Zwischenbilanz : Gute Quartalszahlen bei Bayer – Konzern ist „auf Kurs“

Allen Unkenrufen, wie viele Probleme Bayer wegen der Übernahme von Monsanto, wegen US-Rechtsstreitigkeiten und zu wenig Pharma-Nachschub in der Pipeline habe, zum Trotz: Der Konzern legt  gute Quartalszahlen vor.

Konzernchef Werner Baumann fasst zusammen: „Wir sind auf Kurs, um die Jahresziele zu erreichen.“ Das zweite Quartal war der Zeitraum, in dem Bayer die 63 Mrd. Dollar (inklusive Schulden) schwere Übernahme der US-Saatgut-Firma Monsanto abgeschlossen hat.

Dass der Konzern Kurs hält, macht Bayer an den Daten fest: Der Konzernumsatz stieg um 8,5 Prozent auf 9,5 Mrd. Euro. Das Ebitda, (Gewinn vor Zinsen, Steuern, Abschreibungen) legte um 3,9 auf 2,3 Mrd. Euro zu. Der Gewinn vor Zinsen und Steuern (Ebit) sank um 7,7 Prozent auf 1,4 Mrd. Euro. „Darin enthalten sind Sonderaufwendungen in Höhe von 363 Mio. Euro. Diese resultierten im Wesentlichen aus Aufwendungen in Verbindung mit der Akquisition von Monsanto“, heißt es.

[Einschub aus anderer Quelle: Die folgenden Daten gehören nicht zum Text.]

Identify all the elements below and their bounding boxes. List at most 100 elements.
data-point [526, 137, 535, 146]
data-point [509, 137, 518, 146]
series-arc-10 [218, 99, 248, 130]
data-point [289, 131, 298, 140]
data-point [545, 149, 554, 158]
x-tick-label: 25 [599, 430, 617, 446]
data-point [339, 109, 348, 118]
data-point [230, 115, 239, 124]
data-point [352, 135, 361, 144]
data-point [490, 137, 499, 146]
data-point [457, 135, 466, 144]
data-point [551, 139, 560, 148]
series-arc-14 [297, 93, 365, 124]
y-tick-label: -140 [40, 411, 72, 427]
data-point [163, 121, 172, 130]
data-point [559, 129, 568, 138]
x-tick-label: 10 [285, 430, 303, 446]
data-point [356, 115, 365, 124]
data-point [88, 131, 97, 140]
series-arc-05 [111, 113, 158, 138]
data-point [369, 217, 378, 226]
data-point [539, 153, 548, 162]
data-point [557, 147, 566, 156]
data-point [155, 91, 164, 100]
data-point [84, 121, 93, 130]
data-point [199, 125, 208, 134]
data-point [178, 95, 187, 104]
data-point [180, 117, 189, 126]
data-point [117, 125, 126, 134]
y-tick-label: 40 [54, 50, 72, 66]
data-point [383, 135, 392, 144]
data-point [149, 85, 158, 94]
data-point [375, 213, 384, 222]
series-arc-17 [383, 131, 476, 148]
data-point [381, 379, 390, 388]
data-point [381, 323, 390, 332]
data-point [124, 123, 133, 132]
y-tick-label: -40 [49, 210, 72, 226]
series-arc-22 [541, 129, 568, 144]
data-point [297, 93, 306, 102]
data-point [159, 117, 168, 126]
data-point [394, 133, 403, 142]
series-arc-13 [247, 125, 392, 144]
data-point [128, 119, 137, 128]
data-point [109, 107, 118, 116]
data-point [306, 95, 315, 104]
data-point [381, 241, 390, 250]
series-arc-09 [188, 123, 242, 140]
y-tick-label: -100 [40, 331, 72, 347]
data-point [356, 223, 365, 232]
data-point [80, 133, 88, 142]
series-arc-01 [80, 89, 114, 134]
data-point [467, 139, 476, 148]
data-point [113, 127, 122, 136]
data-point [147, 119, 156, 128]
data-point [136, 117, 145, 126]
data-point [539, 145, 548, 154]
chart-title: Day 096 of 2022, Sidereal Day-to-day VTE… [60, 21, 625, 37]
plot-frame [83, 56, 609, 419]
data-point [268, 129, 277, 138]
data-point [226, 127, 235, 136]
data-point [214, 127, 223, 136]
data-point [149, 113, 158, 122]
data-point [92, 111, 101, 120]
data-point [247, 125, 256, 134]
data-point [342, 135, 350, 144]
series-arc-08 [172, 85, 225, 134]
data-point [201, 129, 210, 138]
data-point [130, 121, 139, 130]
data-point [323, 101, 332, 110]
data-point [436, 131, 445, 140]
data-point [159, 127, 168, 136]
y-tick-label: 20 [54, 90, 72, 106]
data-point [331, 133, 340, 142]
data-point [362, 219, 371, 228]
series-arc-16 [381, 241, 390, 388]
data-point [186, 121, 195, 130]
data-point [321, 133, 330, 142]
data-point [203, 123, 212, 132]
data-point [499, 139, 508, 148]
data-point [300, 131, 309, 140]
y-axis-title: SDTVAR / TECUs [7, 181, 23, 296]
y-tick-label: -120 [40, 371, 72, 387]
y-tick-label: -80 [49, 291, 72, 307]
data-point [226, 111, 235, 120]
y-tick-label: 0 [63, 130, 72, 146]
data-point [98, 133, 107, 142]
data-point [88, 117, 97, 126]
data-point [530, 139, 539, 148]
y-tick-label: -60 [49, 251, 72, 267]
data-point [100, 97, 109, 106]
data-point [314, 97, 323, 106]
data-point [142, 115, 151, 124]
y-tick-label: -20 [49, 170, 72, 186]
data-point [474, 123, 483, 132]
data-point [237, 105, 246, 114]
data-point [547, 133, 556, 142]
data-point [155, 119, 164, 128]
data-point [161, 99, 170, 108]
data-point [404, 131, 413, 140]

Das Konzernergebnis verringerte sich um 34,7 Prozent auf 799 Mio. Euro, weil Covestro nicht mehr dazu beitrug. Dafür stieg als Konsequenz aus dem Monsanto-Erwerb die Nettofinanzverschuldung zum 30. Juni auf 44,7 Mrd. Euro.

Bei den Divisionen musste der Bereich Pharmaceuticals eine Ebitda-Rückgang um 8 Prozent auf 1,4 Mrd. Euro verschmerzen. Unter anderem trugen dazu die Effekte aus Lieferengpässen bei, die bei Bayer 2017 im Zusammenhang mit einer Rüge der US-Gesundheitsbehörde FDA entstanden. Die Agrar-Division CropScience verdoppelte ihr Ergebnis gegenüber dem Vorjahresquartal. Das Ebitda erhöhte sich auf 631 Mio. Euro (+99 Prozent).

Werner Baumann passt den Konzernausblick an. Er rechnet mit einem Umsatz von 39 Mrd. Euro (bisher 35), fünf Mrd. davon soll Monsanto bringen. Für das Ebitda prognostiziert er einen Anstieg im unteren bis mittleren einstelligen Prozentbereich (bisher: Verringerung im unteren einstelligen Bereich). Die Dividende je Aktie soll mindestens auf dem Niveau des Vorjahres liegen. Für 2017 hatte Bayer 2,80 Euro gezahlt.